Journey to Silius: Terminated Sci-Fi NES Platformer Dude

Journey to Silius on the NES-min

Indeed.Here’s an interesting, if obscure, title from the NES. As with the likes of Ninja Gaiden, it dared to be daring. And it pays off quite well.

Journey to Silius

Nippon-based developer Sunsoft (サンソフト—Sansofuto) was behind it.

And, okay, this is just another NES platformer along the lines of Mega Man 2. But, it did introduce a high concept story idea. And rolling cutscene type… cutscenes.

But it’s pretty obvious James Cameron’s The Terminator was a major inspiration.

Obvious, because it was. It was supposed to be the official game adaptation of the film, but then the license was lost mid-production.

So, it got a graphical overhaul. And went ahead anyway. It was called Rough World (ラフワールド—Rafu Wārudo) in the land of Nippon.

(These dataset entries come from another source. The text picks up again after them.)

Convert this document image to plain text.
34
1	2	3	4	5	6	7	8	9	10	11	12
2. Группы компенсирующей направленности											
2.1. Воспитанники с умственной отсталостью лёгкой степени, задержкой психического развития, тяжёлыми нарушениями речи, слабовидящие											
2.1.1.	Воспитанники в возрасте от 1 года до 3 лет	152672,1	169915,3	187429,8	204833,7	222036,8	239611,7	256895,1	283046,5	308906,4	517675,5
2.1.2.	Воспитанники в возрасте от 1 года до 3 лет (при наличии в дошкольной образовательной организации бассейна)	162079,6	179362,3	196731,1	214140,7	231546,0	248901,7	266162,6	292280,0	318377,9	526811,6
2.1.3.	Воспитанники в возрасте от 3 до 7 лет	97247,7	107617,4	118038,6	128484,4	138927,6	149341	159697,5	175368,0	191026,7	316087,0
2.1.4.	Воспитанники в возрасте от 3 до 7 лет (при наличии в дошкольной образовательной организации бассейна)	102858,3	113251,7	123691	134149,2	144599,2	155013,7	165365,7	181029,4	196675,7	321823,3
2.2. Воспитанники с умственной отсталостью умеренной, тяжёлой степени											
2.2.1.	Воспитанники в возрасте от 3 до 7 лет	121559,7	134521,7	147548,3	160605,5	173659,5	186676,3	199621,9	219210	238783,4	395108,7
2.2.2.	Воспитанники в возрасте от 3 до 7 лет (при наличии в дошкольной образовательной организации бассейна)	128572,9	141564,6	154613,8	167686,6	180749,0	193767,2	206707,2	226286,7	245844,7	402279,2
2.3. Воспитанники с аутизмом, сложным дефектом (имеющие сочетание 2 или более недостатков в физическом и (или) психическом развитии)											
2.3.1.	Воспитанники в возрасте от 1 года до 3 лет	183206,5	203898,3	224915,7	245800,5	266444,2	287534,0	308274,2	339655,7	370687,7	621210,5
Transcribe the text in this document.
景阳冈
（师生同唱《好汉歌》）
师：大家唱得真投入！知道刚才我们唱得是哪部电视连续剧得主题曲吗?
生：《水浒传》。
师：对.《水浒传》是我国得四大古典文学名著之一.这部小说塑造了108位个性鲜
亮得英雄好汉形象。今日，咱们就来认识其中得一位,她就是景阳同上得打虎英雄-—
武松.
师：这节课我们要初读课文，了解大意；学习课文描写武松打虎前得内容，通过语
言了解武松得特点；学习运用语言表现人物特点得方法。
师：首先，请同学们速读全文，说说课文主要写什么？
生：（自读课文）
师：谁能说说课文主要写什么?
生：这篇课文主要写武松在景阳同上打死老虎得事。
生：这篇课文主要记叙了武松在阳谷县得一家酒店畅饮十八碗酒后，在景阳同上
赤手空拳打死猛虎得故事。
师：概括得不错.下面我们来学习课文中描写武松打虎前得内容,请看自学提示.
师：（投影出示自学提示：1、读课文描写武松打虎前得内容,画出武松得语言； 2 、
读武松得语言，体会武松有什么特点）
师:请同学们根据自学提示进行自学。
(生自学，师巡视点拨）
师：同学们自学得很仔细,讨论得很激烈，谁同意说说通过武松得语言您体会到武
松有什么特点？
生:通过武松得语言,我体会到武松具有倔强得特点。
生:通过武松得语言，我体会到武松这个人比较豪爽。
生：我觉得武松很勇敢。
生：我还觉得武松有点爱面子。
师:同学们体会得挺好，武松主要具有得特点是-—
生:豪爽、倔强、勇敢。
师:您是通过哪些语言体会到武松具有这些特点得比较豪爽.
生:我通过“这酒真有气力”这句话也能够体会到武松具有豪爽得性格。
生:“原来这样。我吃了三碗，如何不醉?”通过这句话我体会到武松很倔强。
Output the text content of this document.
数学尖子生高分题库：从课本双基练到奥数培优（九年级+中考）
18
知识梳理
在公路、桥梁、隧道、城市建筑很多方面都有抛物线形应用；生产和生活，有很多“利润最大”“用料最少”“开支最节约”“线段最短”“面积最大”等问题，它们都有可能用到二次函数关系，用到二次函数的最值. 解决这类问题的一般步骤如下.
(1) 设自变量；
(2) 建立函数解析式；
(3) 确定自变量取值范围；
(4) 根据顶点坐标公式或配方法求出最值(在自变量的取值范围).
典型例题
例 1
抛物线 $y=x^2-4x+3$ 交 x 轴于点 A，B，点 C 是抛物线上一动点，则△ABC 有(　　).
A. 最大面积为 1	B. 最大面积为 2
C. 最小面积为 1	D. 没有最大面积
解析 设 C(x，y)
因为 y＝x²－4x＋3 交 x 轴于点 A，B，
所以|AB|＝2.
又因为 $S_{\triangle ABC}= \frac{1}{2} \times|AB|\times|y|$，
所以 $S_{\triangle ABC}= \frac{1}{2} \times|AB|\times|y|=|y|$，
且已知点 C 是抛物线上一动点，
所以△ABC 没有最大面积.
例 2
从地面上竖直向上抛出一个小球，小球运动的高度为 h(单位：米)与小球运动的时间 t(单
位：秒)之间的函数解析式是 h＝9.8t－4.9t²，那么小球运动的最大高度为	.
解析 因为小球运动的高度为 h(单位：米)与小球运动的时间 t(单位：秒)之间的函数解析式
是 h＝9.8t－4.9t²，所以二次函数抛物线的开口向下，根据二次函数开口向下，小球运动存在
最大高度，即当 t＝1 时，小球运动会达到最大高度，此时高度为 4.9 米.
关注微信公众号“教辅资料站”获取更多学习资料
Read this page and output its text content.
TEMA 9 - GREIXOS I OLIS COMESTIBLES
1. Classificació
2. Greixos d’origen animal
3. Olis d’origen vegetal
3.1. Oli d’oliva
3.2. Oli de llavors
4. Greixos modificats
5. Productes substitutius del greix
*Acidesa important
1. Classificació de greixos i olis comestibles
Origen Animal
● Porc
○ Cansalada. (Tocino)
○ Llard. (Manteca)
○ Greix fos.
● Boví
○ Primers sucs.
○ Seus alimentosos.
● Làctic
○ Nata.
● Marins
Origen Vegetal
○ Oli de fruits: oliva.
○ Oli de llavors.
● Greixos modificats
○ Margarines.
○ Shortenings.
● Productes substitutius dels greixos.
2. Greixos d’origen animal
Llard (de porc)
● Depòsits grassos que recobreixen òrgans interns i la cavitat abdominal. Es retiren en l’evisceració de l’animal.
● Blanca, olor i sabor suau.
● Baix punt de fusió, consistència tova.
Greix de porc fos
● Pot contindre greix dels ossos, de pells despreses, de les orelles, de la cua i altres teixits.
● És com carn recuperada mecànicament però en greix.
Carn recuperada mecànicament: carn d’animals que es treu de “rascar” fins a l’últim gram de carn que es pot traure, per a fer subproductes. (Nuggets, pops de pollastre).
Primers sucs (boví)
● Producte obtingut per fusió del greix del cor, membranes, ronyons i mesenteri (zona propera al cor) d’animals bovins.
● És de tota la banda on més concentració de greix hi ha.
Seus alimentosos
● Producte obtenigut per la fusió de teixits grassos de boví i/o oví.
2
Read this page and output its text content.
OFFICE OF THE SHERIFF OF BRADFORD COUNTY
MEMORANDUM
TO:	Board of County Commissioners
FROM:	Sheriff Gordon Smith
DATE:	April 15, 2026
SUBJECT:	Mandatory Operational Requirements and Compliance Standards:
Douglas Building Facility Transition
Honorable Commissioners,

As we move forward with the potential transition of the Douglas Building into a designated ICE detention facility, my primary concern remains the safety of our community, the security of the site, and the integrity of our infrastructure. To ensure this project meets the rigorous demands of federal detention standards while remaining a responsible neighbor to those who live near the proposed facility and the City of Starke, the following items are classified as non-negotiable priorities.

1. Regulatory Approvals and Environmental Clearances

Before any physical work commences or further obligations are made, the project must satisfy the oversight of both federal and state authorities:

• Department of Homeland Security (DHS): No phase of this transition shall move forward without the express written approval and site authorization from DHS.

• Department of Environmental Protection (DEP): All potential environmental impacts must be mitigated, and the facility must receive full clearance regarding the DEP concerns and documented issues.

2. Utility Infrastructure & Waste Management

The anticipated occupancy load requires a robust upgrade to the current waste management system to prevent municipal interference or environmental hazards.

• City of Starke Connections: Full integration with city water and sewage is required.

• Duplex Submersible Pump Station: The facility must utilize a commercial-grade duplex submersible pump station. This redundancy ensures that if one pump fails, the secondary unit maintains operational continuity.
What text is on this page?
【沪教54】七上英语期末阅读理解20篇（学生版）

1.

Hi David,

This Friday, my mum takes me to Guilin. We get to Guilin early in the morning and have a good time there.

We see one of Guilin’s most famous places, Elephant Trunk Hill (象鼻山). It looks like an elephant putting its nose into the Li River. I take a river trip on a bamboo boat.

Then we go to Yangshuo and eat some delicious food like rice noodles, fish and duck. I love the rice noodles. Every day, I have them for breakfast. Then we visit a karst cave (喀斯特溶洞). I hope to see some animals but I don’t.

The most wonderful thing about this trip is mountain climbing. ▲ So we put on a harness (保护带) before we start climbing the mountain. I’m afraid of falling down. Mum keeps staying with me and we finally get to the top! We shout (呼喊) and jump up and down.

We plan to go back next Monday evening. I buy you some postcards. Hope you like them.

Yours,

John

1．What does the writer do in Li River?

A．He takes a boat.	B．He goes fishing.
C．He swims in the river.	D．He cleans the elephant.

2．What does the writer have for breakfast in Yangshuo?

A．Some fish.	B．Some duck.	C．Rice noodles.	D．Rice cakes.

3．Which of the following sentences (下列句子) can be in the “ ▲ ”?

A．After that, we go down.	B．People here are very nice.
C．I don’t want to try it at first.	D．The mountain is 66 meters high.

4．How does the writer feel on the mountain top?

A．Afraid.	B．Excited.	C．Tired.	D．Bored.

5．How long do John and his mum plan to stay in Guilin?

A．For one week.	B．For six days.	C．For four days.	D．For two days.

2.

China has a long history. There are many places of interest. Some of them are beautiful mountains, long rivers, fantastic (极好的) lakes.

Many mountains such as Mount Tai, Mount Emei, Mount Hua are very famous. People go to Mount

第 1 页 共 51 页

The thing launched back in that there 1990. And it has one banging soundtrack!

Frankly, so many bloody games came out on the NES it’s difficult to understand how to keep track of them. Well over 714—but there were unlicensed illegal games, too.

Well, Journey to Silius was licensed. And the interesting thing is the official The Terminator NES game was a total disaster. Whereas Journey to Silius is pretty decent (more news on that later).

So, we’ve played it a lot. And, in the grand tradition of NES games, it’s the most insanely difficult bastard you can imagine.

Just ridiculous on the standard difficulty scale. We mean, it’s tough to get past level one. But not as bad as Ghosts ‘N Goblins.

The reason this game is on our minds right now is Nintendo put it onto the Nintendo Switch NES backlog library recently.

The Terminator on the NES ended up looking like this.

But it was done by Sunsoft, just in an apparent mess of business contracts. And it’s a total mess the Angry Video Game Nerd ripped to shreds.

Journey to Silius was clearly the far superior game, but the studio had to repackage it.

And then The Terminator NES game was released in 1992 (to coincide with Terminator 2) and was a disaster.

Well, there you go. Another interesting little moment in the history of the NES.